Following the "homeshoring" meme, there are lots of reports this month about American firms souring on offshore outsourcing and reverting to onshore outsourcing instead. CNET's Ed Frauenheim has one story about tech companies outsourcing to a firm with operations in Oklahoma City. Another story takes a longer look at one homeshoring firm, Decisions Design:

Decision Design knows first-hand about the potential pitfalls of shipping tasks to India. The company launched Indian operations in 2001 but closed them down two years later. "Our offshore experience wasn't what we anticipated," Davis said in a statement. "The quality of work was lower than required, which caused rework and actually created higher costs than if we had done the work here."

The botched experiment led the company to the notion of "homeshoring centers" in the United States that nonetheless offer low costs to customers. In part by locating offices on the fringe of Silicon Valley and Chicago, the company claims that it can deliver savings of 30 percent to 60 percent below typical onshore development costs.

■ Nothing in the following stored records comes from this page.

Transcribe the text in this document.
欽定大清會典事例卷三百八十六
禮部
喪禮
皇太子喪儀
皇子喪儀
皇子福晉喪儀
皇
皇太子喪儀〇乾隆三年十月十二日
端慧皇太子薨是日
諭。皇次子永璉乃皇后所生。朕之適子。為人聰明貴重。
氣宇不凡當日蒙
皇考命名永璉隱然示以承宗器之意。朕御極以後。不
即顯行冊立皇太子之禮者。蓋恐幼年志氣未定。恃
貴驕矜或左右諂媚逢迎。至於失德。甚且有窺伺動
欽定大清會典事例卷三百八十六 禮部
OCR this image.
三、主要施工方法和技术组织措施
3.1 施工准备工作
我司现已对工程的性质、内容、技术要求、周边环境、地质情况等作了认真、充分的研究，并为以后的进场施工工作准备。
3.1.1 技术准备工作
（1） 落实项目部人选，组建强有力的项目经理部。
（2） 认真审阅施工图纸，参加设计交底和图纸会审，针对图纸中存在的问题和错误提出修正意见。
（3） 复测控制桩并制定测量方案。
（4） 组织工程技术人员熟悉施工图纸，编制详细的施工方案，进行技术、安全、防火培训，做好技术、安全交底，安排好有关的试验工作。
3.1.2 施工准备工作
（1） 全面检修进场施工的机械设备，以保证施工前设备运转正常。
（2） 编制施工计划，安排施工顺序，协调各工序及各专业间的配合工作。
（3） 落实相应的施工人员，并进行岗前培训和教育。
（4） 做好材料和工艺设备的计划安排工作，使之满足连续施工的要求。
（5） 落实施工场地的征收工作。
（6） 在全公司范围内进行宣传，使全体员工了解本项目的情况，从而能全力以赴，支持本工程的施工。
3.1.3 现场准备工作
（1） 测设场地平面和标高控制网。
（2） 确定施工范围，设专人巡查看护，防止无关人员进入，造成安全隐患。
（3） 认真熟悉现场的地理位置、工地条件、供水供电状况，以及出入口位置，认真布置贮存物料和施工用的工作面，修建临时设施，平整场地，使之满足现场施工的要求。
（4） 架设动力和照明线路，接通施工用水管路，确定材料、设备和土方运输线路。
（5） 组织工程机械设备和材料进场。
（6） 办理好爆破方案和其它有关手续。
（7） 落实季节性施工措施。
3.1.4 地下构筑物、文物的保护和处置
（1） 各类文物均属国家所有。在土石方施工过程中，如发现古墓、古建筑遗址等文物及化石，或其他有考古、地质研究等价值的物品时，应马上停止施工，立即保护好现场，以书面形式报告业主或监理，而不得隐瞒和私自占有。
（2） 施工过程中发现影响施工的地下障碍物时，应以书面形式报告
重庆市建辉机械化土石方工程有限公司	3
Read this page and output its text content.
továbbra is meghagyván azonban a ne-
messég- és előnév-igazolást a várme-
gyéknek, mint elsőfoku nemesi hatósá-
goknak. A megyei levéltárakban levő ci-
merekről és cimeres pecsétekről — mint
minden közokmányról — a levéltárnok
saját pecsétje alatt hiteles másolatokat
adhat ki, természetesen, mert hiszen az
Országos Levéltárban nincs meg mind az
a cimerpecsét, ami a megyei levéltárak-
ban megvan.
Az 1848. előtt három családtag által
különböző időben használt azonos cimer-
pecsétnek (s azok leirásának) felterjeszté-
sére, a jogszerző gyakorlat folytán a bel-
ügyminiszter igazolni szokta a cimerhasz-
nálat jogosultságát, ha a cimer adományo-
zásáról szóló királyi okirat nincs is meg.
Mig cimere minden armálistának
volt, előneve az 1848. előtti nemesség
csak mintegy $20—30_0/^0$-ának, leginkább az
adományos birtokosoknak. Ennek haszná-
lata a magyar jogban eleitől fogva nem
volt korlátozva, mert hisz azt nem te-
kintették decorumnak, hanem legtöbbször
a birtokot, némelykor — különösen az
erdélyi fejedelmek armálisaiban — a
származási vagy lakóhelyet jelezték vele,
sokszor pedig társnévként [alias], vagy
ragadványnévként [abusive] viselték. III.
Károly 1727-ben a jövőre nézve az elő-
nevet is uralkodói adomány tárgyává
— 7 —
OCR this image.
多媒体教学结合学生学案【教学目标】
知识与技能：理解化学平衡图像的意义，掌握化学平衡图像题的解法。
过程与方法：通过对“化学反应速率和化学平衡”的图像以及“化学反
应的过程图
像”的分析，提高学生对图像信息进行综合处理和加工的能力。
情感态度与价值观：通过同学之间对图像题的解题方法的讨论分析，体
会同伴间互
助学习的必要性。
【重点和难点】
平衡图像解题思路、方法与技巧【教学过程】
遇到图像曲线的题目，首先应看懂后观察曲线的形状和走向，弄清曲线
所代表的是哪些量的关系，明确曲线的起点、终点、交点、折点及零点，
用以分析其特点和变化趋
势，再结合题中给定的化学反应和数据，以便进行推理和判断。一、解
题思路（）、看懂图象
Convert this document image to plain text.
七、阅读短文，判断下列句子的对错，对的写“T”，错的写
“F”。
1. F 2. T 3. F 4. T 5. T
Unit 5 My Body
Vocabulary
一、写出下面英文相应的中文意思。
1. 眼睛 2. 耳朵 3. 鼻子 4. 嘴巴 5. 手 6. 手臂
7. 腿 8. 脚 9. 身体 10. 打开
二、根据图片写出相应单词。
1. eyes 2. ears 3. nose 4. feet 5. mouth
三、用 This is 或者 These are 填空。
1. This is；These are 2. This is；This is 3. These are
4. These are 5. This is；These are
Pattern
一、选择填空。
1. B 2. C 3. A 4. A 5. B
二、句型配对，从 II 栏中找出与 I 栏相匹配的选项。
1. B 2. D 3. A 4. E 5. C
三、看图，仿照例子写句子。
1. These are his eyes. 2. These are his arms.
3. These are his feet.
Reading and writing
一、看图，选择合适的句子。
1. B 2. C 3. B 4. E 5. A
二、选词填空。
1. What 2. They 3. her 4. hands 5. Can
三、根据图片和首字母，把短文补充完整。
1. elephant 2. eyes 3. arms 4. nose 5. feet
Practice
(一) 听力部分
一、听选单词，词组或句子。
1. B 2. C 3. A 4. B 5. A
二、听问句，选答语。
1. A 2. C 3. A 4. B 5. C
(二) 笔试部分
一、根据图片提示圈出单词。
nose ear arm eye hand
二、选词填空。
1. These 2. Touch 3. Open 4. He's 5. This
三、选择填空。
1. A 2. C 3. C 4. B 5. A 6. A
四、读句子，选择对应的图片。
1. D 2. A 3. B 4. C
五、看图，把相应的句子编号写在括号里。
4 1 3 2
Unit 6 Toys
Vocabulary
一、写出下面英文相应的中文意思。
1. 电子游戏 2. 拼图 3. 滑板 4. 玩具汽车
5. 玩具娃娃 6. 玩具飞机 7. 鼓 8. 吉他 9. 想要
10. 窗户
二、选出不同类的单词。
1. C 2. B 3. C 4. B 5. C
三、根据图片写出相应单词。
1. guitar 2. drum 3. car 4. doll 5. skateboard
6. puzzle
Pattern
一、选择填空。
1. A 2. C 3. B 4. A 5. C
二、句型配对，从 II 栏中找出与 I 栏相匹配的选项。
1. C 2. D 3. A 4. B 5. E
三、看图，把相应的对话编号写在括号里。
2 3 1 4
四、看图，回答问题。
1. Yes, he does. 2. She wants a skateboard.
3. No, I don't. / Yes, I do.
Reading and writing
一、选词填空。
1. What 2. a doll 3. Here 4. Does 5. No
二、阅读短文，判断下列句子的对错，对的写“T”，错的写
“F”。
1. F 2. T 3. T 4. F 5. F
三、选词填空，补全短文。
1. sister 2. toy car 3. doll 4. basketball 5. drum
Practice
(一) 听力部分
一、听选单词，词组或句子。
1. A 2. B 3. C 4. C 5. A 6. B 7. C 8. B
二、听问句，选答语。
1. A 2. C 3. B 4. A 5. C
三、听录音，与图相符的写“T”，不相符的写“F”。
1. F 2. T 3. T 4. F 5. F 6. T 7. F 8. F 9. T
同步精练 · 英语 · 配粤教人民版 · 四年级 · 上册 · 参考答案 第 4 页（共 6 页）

Decision Design, whose clients include Lehman Brothers and JPMorgan Chase, was brought in several times last year when a customer's offshore project wasn't panning out properly, O'Neill said. Offshore operations face problems, including low quality and slow project completion times, she said.

Here's a link to a press release from Housteau, third homeshoring firm, opening up a new development center in Columbus.

With rising wages in India and other offshoring magnets, expect to see more stories about this trend.

[Hold on a sec; how can you simultaneously defend the practice of offshore outsourcing but still celebrate homeshoring?--ed. Ah, but remember what I actually wrote in "The Outsourcing Bogeyman":

It is also worth remembering that many predictions [about the growth of offshore outsourcing] come from management consultants who are eager to push the latest business fad. Many of these consulting firms are themselves reaping commissions from outsourcing contracts. Much of the perceived boom in outsourcing stems from companies' eagerness to latch onto the latest management trends; like Dell and Lehman, many will partially reverse course once the hidden costs of offshore outsourcing become apparent.

I still think that offshoring, when done correctly, benefits the U.S. economy. But what we're seeing in the links above is the reversing of course.]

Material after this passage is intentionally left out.